Hébergements de caractère et accès facile, du funiculaire aux autoroutes, pour poser ses valises sans précipitation et rayonner en étoile
Autour des remparts et des lacs, vous trouverez des adresses chaleureuses, du gîte familial à l’hôtel de charme. Pour un accueil personnalisé, les chambres d’hôtes proposent des tables conviviales, des conseils pour les balades, et des vues apaisantes sur le plateau. Certains hébergements intègrent des cavages, des jardins d’herbes, ou une petite grange transformée en sauna pour finir la journée en douceur.
Arriver se fait aisément par le train à Langres et via Culmont‑Chalindrey, carrefour ferroviaire vers Dijon et Nancy. Par la route, l’autoroute A31 file au pied du plateau et connecte Beaune, Metz et le Luxembourg, avec sorties bien signalées. Dans les villes pentues où vous prolongerez le séjour, des funiculaires urbains complètent les liaisons douces entre parkings et centres historiques.

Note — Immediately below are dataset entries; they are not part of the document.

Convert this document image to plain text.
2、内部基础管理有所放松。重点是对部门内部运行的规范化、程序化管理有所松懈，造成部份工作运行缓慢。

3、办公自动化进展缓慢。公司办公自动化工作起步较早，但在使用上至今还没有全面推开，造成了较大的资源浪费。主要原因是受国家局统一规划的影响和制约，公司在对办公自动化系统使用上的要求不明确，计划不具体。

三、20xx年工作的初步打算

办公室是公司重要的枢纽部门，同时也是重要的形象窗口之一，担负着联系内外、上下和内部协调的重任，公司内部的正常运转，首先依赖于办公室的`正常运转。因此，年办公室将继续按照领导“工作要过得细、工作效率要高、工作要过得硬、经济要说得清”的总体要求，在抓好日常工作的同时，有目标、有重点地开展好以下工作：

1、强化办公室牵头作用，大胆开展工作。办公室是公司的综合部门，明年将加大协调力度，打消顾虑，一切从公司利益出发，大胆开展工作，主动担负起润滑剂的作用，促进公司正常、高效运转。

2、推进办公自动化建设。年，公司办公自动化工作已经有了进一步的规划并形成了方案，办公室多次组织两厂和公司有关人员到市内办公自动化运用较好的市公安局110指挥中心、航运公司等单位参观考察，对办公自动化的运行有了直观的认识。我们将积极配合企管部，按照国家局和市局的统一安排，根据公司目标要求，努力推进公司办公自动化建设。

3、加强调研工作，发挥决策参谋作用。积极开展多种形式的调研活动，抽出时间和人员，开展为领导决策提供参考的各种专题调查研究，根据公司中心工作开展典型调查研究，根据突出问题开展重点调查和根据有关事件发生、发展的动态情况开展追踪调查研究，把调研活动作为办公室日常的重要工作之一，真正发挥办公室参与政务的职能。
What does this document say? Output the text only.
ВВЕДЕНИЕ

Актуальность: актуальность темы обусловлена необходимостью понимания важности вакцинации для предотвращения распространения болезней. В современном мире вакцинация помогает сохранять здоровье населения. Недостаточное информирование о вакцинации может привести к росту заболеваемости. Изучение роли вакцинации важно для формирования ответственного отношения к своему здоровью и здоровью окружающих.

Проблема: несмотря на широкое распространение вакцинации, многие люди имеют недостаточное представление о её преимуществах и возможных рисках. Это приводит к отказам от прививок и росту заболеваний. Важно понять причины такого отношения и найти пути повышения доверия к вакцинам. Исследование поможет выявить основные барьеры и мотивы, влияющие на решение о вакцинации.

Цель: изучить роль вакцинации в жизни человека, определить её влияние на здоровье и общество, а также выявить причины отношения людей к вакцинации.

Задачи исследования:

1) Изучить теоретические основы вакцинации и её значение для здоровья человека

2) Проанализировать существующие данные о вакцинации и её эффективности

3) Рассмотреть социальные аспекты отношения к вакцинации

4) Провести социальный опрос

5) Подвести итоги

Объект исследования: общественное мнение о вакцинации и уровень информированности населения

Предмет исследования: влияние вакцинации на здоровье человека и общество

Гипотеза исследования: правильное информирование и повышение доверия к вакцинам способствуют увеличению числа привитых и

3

Entre rendez-vous culturels et chemins de traverse, un pays qui se raconte au présent et qui donne envie de revenir dès l’instant où l’on repart
Toute l’année, Langres met en scène des concerts, visites commentées et marchés nocturnes. Au cœur des remparts, l’Estival des hallebardiers anime l’été avec déambulations, saynètes et veillées à la tombée du jour. Dans le même élan, les rendez-vous culturels rassemblent Maison des Lumières Denis Diderot, théâtre municipal et nocturnes sur 3,5 km de chemin de ronde. De quoi prolonger la soirée sur les terrasses, face au plateau de Langres.
Puis, cap sur les petites routes vers Peigney, Humes ou Saint-Geosmes, entre lisières et prairies. Ces détours mènent à des ateliers d’artisans, à des lavoirs restaurés, et à des balades au présent où patrimoine et nature se répondent. On repart, et déjà l’envie de revenir se profile.